Wanita itu mendesah pelan, mengelus kepala Diana dengan penuh kelembutan. Tangannya yang lain membelai punggung gadis itu, memastikan tubuhnya tetap berada dalam dekapan yang erat.
Diana hanya terus menghisap dengan lahap, membiarkan dirinya tenggelam dalam perasaan damai yang belum pernah ia rasakan sebelumnya. Seolah ia tidak peduli dengan dunia luar. Tidak ada lagi masa lalu, tidak ada lagi masa depan. Hanya ada dirinya, wanita itu, dan dekapan hangat yang kini menjadi dunianya.
Setelah durasi hampir dua puluh menit, video itu akhirnya usai, layar menampilkan tulisan terakhir yang membuat d**a Nicky semakin sesak, "Inilah bayiku, Diana... yang akan kusayangi selamanya."
Nicky terpaku. Tangannya gemetar, napasnya memburu. Wajahnya memucat, dan jantungnya berdegup semakin kencang.
"Ya Tuhan..." gumamnya pelan. "Apa yang sebenarnya terjadi pada Diana...?"
Layar laptop kini gelap, hanya menyisakan bayangan wajah Nicky yang pucat dalam pantulan layarnya. Jantungnya masih berdegup kencang. Tangannya gemetar, masih menempel di touchpad laptop, seolah tubuhnya tak bisa menerima kenyataan dari apa yang baru saja dilihat.
Ia menelan ludah dengan susah payah. Tenggorokannya terasa kering.
Nicky menarik napas dalam-dalam, lalu menutup laptopnya dengan cepat seolah ingin menghindar dari kenyataan. Tapi pikiran dan gambaran dari video tadi terus menari di kepalanya. Sosok istrinya, Diana, dalam kondisi seperti itu, tak berdaya, diperlakukan dengan sangat tak wajar,membuat dadanya sesak. Ia tidak tahu harus merasa marah, takut, atau sedih. Yang jelas, hatinya seperti dirobek.
Tanpa pikir panjang, ia meraih ponselnya dan segera mencari nama Pak Bryan, ayah dari Diana di kontaknya.
Telepon langsung tersambung. Suara pria paruh baya itu terdengar dari seberang.
"Halo, Nicky? Ada apa malam-malam begini?"
Suara Nicky terdengar tergesa, napasnya masih memburu.
"Pak... saya... saya baru saja menemukan sesuatu. Ini soal Diana. Saya mohon, Bapak harus lihat ini sekarang juga. Saya akan segera ke rumah," ucap Nicky cepat dan tegas.

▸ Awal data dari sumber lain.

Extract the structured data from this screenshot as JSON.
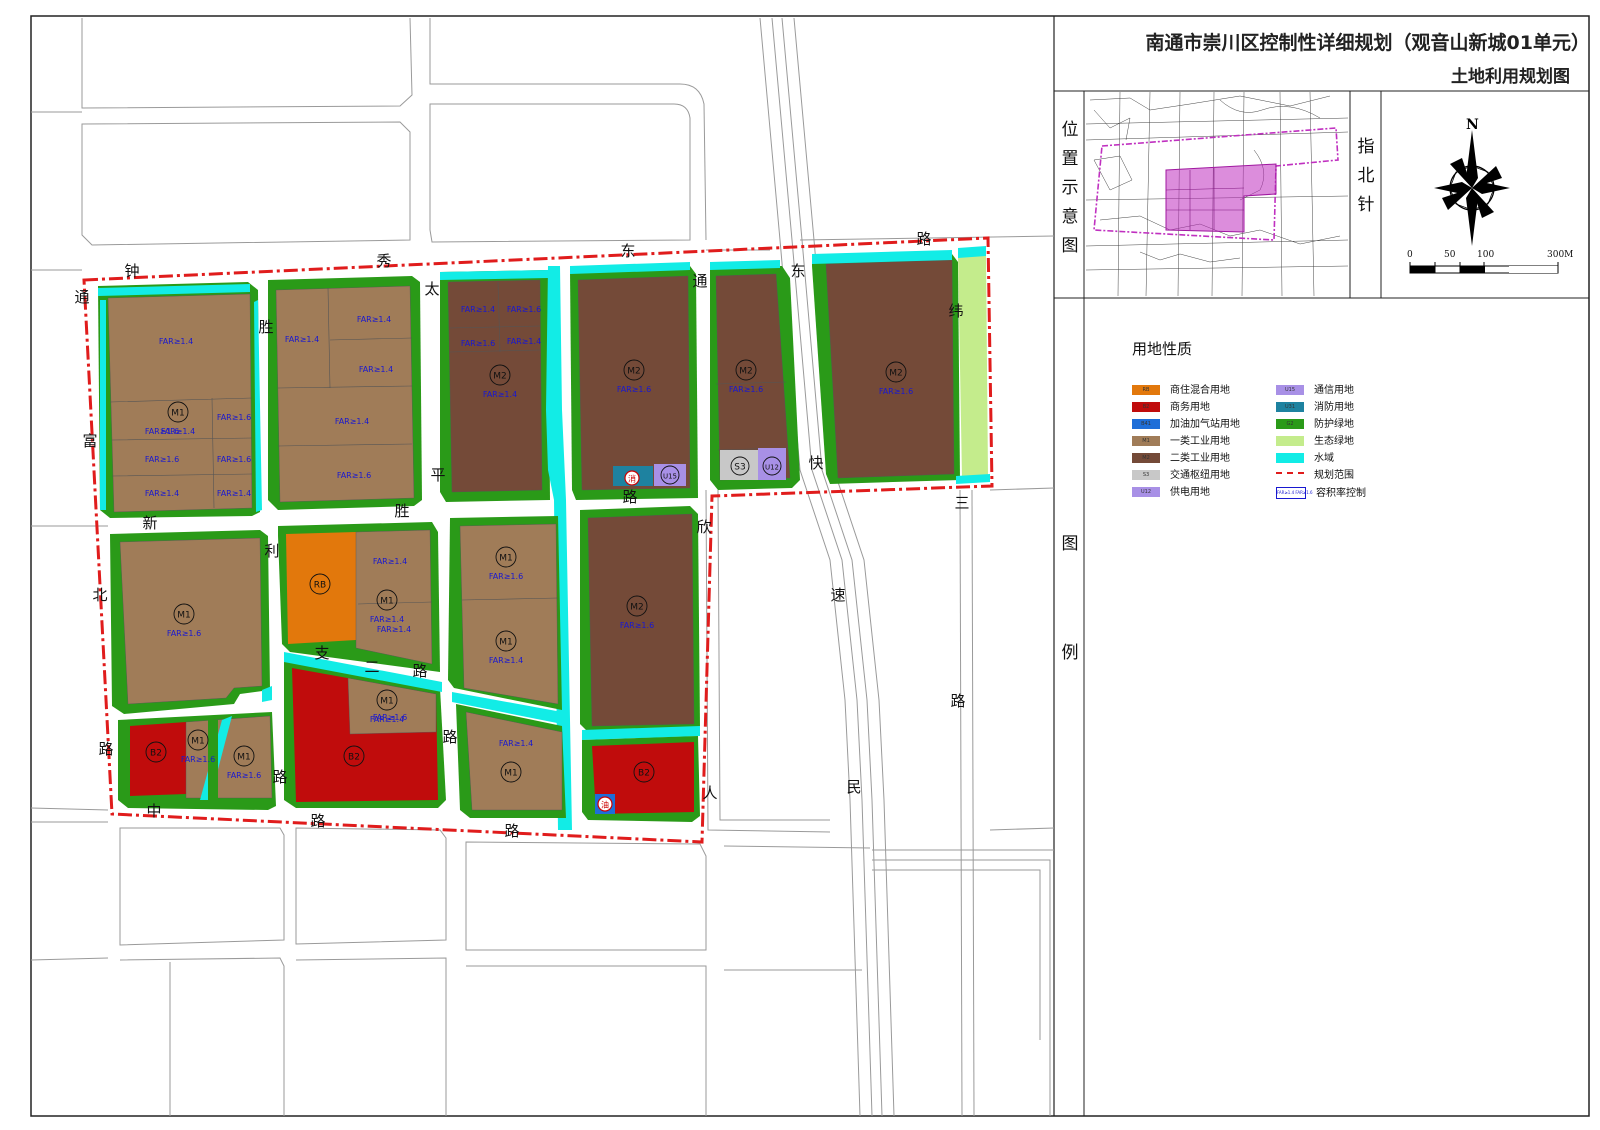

Pak Bryan terdiam sejenak, mungkin merasakan nada panik dalam suara menantunya.
"Ada apa dengan Diana, Nick?"
"Nanti saya jelaskan. Ini penting. Saya kesana sekarang."
Setelah telepon ditutup, Nicky berdiri. Ia memasukkan laptop ke dalam tas dengan terburu-buru, lalu mengambil flashdisk kecil yang masih tergeletak di meja dan memasukkannya ke dalam saku jaketnya. Langkah kakinya cepat, seolah ia sedang membawa bom waktu yang siap meledak kapan saja.
Ia tidak menunggu lebih lama lagi. Dengan kepala penuh pertanyaan dan hati yang kalut, ia meninggalkan rumahnya malam itu, meluncur menuju rumah mertuanya.